Investitura, giuramento e rinunce. E presto l’infante, con la solennità e cerimonia consueta, diede l’investitura all’ambasciatore in nome della signoria; e si obbligò che Rainer, conte di Donoratico e i suoi successori facessero giuramento di fedeltà e si obbligò a tenere conto di tale patto. Anche il governatore del castello, che si chiamava Ciolo Grasulano, e i capitani Juan Chimino e Pedro Federico, giurarono nelle mani dell’infante che avrebbero rispettato questa pace per tutto il tempo che avessero avuto la guardia del castello; e l’ambasciatore promise che avrebbe dato ordine che i capitani e governatori inviati dal comune di Pisa da lì in avanti, giurassero di rispettare e compiere queste condizioni.
Per ragione di questo feudo l’ambasciatore, in nome della signoría, rinunciò a favore del re e dei suoi successori a qualsiasi diritto che gli potesse appartenere nelle isole di Sardegna e Corsica e in qualsivoglia villaggio, luogo, porto, miniera, pascolo, e il potere semplice, misto, o qualsiasi altra giurisdizione. Con ciò si promise di inviare presto a consegnare e restituire all’infante i castelli e le fortezze di Acquafredda, Terranova, Quirra, Faba, Oposada e di Gucoyteli, e la città di Petresa e altre fortezze che vi erano in Sardegna per il comune di Pisa, e che si assolvesse da qualsiasi giuramento per obbedire all’infante.
[Data di firma di questa pace.] Questa pace si stabili non nel giorno che è segnato nella storia del re don Pedro, ma il 19 giugno di quest’anno [1324], nel campo, essendo nella sua tenda l’infante, l’ambasciatore della signoria di Pisa, il giudice di Arborea Bernabé de Oria, Felipe de Saluces, don Guillén de Anglesola, l’ammiraglio Francés Carroz, don Guillén de Cervellón, Francisco Iachio, Pino de Sacetta, Bono de Brachiis, Bartolomé Tadi, cavalieri e cittadini pisani.

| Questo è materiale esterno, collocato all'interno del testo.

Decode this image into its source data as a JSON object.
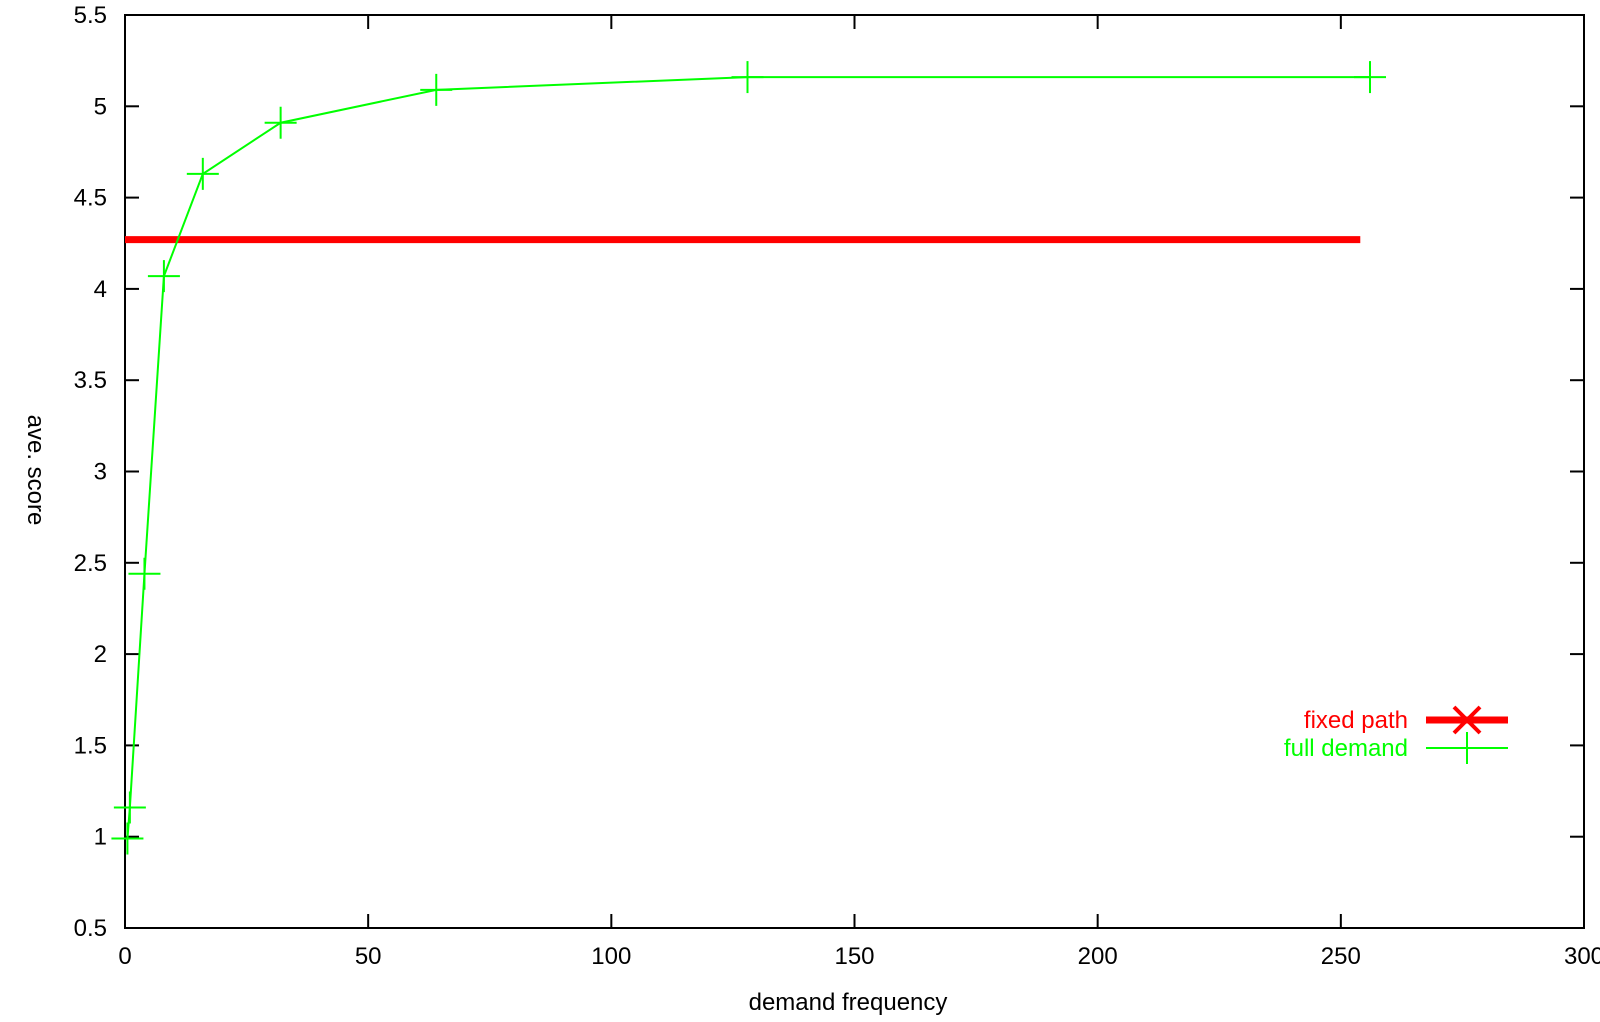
{
  "chart_data": {
    "type": "line",
    "title": "",
    "xlabel": "demand frequency",
    "ylabel": "ave. score",
    "xlim": [
      0,
      300
    ],
    "ylim": [
      0.5,
      5.5
    ],
    "xticks": [
      "0",
      "50",
      "100",
      "150",
      "200",
      "250",
      "300"
    ],
    "yticks": [
      "0.5",
      "1",
      "1.5",
      "2",
      "2.5",
      "3",
      "3.5",
      "4",
      "4.5",
      "5",
      "5.5"
    ],
    "grid": false,
    "legend_position": "right",
    "series": [
      {
        "name": "fixed path",
        "color": "#ff0000",
        "marker": "x",
        "x": [
          0,
          254
        ],
        "y": [
          4.27,
          4.27
        ]
      },
      {
        "name": "full demand",
        "color": "#00ff00",
        "marker": "+",
        "x": [
          0.5,
          1,
          4,
          8,
          16,
          32,
          64,
          128,
          256
        ],
        "y": [
          0.99,
          1.16,
          2.44,
          4.07,
          4.63,
          4.91,
          5.09,
          5.16,
          5.16
        ]
      }
    ]
  }
}
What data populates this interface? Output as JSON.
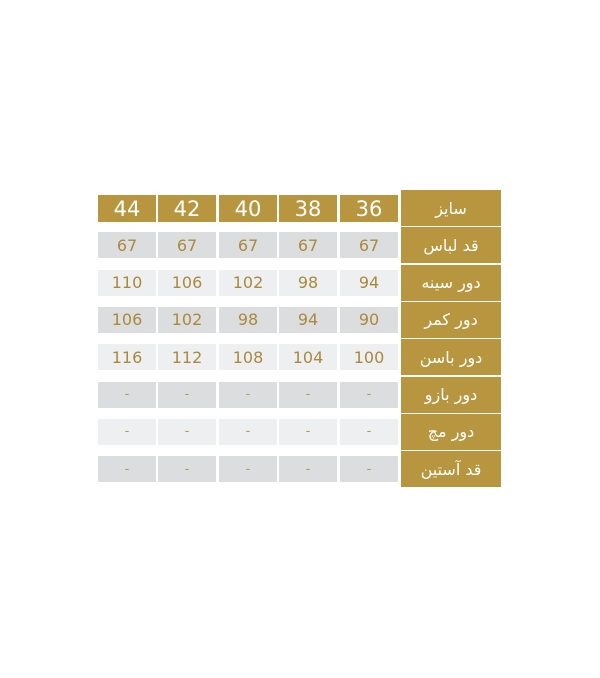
{
  "colors": {
    "gold": "#b8963f",
    "gray_dark": "#dcdddf",
    "gray_light": "#eeeff0",
    "number_text": "#a98a3c"
  },
  "table": {
    "header_label": "سایز",
    "sizes": [
      "36",
      "38",
      "40",
      "42",
      "44"
    ],
    "rows": [
      {
        "label": "قد لباس",
        "values": [
          "67",
          "67",
          "67",
          "67",
          "67"
        ]
      },
      {
        "label": "دور سینه",
        "values": [
          "94",
          "98",
          "102",
          "106",
          "110"
        ]
      },
      {
        "label": "دور کمر",
        "values": [
          "90",
          "94",
          "98",
          "102",
          "106"
        ]
      },
      {
        "label": "دور باسن",
        "values": [
          "100",
          "104",
          "108",
          "112",
          "116"
        ]
      },
      {
        "label": "دور بازو",
        "values": [
          "-",
          "-",
          "-",
          "-",
          "-"
        ]
      },
      {
        "label": "دور مچ",
        "values": [
          "-",
          "-",
          "-",
          "-",
          "-"
        ]
      },
      {
        "label": "قد آستین",
        "values": [
          "-",
          "-",
          "-",
          "-",
          "-"
        ]
      }
    ]
  }
}
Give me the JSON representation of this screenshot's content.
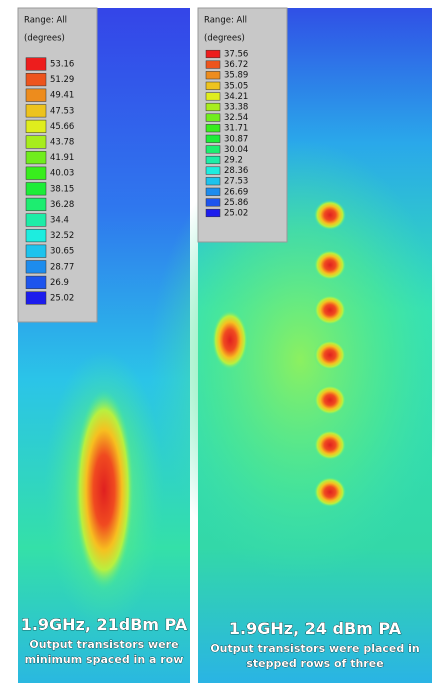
{
  "panels": [
    {
      "legend": {
        "title": "Range: All",
        "unit": "(degrees)",
        "values": [
          "53.16",
          "51.29",
          "49.41",
          "47.53",
          "45.66",
          "43.78",
          "41.91",
          "40.03",
          "38.15",
          "36.28",
          "34.4",
          "32.52",
          "30.65",
          "28.77",
          "26.9",
          "25.02"
        ]
      },
      "caption": {
        "title": "1.9GHz, 21dBm PA",
        "lines": [
          "Output transistors were",
          "minimum spaced in a row"
        ]
      }
    },
    {
      "legend": {
        "title": "Range: All",
        "unit": "(degrees)",
        "values": [
          "37.56",
          "36.72",
          "35.89",
          "35.05",
          "34.21",
          "33.38",
          "32.54",
          "31.71",
          "30.87",
          "30.04",
          "29.2",
          "28.36",
          "27.53",
          "26.69",
          "25.86",
          "25.02"
        ]
      },
      "caption": {
        "title": "1.9GHz, 24 dBm PA",
        "lines": [
          "Output transistors were placed in",
          "stepped rows of three"
        ]
      }
    }
  ]
}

Prima che la pace pattuita si firmasse, il castello di Cagliari si consegnò all’infante. Nello stesso tempo che si trattava questo nella tenda dell’infante e prima che il patto si firmasse, il castello si consegnò all’infante; e si impossessarono di esso i suoi, e si collocò lo stendardo del re nella torre della chiesa maggiore per mano di un cavaliere di don Pedro de Luna, a cui, per il fatto che l’aveva servito in questa guerra e per i servizi di don Pedro Martínez de Luna suo padre - che era ancora vivo in questo tempo - il re diede l’incarico di suo luogotenente nell’ufficio di segnalatore e alfiere della chiesa, al posto di don Pedro Fernández signore de Íjar che aveva lasciato il secolo e si fece religioso professo dell’ordine dei predicatori.
Ed entrò con cento cavalieri nel castello: e don Juan Ximénez de Urrea, signore di Biota, fece porre lo stendardo dell’infante nella torre principale che stava sopra la porta di Oristano.